Ranking Distance Calibration for Cross-Domain Few-Shot Learning
- URL: http://arxiv.org/abs/2112.00260v1
- Date: Wed, 1 Dec 2021 03:36:58 GMT
- Title: Ranking Distance Calibration for Cross-Domain Few-Shot Learning
- Authors: Pan Li, Shaogang Gong, Yanwei Fu, Chengjie Wang
- Abstract summary: Recent progress in few-shot learning promotes a more realistic cross-domain setting.
Due to the domain gap and disjoint label spaces between source and target datasets, their shared knowledge is extremely limited.
We employ a re-ranking process for calibrating a target distance matrix by discovering the reciprocal k-nearest neighbours within the task.
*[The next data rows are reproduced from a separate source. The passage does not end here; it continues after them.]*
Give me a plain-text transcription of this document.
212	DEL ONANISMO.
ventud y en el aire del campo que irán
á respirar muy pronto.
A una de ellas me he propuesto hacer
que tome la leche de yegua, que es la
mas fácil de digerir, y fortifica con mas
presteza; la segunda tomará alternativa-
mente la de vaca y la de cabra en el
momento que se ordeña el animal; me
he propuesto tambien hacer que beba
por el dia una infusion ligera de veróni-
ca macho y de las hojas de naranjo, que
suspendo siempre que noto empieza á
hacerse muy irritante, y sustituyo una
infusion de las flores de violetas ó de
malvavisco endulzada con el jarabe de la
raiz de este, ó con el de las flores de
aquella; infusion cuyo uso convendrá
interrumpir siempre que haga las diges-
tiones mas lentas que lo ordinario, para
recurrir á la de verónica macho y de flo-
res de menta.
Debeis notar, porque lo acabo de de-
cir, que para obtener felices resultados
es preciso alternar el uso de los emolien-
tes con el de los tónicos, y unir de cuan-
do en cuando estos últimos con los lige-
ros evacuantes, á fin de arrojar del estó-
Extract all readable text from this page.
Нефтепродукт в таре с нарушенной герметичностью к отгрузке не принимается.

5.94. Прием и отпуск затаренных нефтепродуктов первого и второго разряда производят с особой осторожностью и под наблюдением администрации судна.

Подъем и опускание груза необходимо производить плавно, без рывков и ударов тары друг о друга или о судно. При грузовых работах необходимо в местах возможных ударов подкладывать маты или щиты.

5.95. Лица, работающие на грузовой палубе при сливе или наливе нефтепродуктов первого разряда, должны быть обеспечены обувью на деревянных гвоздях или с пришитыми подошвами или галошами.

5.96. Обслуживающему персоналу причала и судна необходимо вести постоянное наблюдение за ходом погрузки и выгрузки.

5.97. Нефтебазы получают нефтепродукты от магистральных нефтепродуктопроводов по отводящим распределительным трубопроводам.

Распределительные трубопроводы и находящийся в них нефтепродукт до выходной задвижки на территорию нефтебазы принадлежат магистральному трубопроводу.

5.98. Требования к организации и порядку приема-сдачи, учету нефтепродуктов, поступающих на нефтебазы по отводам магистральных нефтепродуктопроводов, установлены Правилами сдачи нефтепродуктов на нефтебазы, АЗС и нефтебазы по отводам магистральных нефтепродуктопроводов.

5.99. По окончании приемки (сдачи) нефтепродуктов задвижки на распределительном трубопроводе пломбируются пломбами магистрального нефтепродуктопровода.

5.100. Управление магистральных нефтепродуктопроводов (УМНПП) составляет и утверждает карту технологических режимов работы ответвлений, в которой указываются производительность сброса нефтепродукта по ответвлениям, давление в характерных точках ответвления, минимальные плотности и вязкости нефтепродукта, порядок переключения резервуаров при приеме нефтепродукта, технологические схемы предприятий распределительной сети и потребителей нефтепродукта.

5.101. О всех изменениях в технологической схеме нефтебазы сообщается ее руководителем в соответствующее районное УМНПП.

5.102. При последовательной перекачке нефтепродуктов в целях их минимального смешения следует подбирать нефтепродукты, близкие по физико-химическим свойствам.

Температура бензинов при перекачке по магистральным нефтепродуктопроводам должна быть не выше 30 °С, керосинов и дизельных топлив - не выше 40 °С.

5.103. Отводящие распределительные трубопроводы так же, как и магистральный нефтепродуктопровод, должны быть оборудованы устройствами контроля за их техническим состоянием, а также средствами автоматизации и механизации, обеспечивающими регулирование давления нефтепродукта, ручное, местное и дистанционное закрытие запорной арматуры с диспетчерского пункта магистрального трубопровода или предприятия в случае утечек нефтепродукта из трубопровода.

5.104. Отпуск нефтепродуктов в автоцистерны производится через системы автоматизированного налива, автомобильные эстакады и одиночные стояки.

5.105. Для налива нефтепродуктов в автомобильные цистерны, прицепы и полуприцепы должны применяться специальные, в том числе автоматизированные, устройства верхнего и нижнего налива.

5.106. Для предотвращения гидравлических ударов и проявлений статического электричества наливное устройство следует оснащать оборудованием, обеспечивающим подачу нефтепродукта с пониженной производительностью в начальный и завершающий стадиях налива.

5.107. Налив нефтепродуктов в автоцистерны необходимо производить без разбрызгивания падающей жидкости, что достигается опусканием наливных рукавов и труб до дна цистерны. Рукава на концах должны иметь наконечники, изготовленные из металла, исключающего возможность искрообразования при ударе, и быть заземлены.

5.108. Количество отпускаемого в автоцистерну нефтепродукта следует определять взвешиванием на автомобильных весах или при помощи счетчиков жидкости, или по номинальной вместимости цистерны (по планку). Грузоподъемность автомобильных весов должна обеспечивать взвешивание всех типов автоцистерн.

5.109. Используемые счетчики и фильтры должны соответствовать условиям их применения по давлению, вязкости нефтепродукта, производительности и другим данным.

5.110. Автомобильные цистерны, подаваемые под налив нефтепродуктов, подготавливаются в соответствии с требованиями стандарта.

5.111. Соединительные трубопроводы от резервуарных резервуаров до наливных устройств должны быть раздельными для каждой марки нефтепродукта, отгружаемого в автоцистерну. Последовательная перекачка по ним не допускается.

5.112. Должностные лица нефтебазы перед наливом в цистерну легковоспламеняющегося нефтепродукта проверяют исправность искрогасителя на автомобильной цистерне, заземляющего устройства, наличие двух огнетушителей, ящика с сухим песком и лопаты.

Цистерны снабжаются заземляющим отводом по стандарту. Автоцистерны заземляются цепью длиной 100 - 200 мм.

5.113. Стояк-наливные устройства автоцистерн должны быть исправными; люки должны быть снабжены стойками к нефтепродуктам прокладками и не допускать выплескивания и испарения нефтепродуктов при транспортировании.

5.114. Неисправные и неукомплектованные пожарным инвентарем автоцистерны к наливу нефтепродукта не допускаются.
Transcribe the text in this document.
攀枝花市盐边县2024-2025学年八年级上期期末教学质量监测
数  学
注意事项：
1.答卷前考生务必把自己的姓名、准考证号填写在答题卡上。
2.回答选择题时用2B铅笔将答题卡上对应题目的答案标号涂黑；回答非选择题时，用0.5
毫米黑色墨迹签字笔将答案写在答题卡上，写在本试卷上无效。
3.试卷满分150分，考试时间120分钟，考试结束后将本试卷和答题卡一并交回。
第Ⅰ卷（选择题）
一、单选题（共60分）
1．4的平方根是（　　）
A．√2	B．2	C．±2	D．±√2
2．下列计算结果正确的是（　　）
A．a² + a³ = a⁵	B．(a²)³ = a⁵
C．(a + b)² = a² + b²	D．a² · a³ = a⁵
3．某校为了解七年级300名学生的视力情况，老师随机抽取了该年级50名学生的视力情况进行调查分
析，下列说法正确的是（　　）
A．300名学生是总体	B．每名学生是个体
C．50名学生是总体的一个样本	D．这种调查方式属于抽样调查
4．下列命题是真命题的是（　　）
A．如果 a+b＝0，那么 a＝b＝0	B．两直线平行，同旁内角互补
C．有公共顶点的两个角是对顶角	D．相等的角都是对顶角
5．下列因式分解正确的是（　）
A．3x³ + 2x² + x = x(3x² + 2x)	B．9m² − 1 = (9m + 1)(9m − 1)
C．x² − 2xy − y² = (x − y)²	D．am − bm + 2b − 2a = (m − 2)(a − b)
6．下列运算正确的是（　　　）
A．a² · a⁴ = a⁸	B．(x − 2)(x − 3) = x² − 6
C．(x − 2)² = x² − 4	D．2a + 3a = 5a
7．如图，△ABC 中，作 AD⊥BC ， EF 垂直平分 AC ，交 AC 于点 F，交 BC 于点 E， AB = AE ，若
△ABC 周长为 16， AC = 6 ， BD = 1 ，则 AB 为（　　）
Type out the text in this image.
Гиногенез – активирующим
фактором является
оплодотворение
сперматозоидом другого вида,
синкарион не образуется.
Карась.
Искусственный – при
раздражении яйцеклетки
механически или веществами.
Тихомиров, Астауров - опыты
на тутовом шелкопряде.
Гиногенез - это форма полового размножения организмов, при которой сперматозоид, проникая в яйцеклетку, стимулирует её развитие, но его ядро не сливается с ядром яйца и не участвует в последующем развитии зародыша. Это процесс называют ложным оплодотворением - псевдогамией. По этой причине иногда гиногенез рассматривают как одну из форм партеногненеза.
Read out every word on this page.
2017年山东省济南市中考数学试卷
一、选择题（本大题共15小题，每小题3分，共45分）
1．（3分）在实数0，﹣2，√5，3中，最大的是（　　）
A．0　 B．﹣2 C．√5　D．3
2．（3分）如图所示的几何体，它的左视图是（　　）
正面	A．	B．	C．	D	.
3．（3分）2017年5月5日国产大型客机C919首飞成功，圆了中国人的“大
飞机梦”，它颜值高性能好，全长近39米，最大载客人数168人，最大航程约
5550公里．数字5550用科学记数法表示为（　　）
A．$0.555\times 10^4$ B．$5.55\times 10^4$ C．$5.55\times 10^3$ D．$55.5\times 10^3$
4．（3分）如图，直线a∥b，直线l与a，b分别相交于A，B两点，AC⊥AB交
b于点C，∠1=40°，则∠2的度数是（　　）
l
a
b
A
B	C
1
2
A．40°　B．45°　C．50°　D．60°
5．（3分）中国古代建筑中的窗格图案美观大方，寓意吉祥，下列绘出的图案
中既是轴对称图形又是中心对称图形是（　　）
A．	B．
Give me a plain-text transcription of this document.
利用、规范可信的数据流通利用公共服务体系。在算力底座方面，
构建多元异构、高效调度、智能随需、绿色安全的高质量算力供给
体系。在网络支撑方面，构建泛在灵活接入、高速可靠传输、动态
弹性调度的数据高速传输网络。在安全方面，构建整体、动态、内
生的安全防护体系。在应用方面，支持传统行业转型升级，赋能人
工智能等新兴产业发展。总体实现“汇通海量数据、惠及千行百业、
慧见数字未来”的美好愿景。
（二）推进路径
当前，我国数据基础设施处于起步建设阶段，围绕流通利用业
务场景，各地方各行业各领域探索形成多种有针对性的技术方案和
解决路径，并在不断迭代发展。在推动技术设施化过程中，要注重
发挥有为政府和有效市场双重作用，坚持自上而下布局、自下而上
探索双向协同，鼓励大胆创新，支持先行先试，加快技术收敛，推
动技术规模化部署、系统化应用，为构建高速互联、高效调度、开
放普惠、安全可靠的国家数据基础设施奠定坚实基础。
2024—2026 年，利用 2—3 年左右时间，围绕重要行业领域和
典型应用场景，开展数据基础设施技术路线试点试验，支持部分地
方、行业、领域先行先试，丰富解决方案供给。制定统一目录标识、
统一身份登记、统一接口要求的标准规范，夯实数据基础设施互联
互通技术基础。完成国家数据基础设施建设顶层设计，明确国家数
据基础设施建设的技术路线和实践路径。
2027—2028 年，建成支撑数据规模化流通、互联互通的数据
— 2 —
- Score: 91.22458739205766
- License: http://arxiv.org/licenses/nonexclusive-distrib/1.0/
- Abstract: Recent progress in few-shot learning promotes a more realistic cross-domain
setting, where the source and target datasets are from different domains. Due
to the domain gap and disjoint label spaces between source and target datasets,
their shared knowledge is extremely limited. This encourages us to explore more
information in the target domain rather than to overly elaborate training
strategies on the source domain as in many existing methods. Hence, we start
from a generic representation pre-trained by a cross-entropy loss and a
conventional distance-based classifier, along with an image retrieval view, to
employ a re-ranking process for calibrating a target distance matrix by
discovering the reciprocal k-nearest neighbours within the task. Assuming the
pre-trained representation is biased towards the source, we construct a
non-linear subspace to minimise task-irrelevant features therewithin while keep
more transferrable discriminative information by a hyperbolic tangent
transformation. The calibrated distance in this target-aware non-linear
subspace is complementary to that in the pre-trained representation. To impose
such distance calibration information onto the pre-trained representation, a
Kullback-Leibler divergence loss is employed to gradually guide the model
towards the calibrated distance-based distribution. Extensive evaluations on
eight target domains show that this target ranking calibration process can
improve conventional distance-based classifiers in few-shot learning.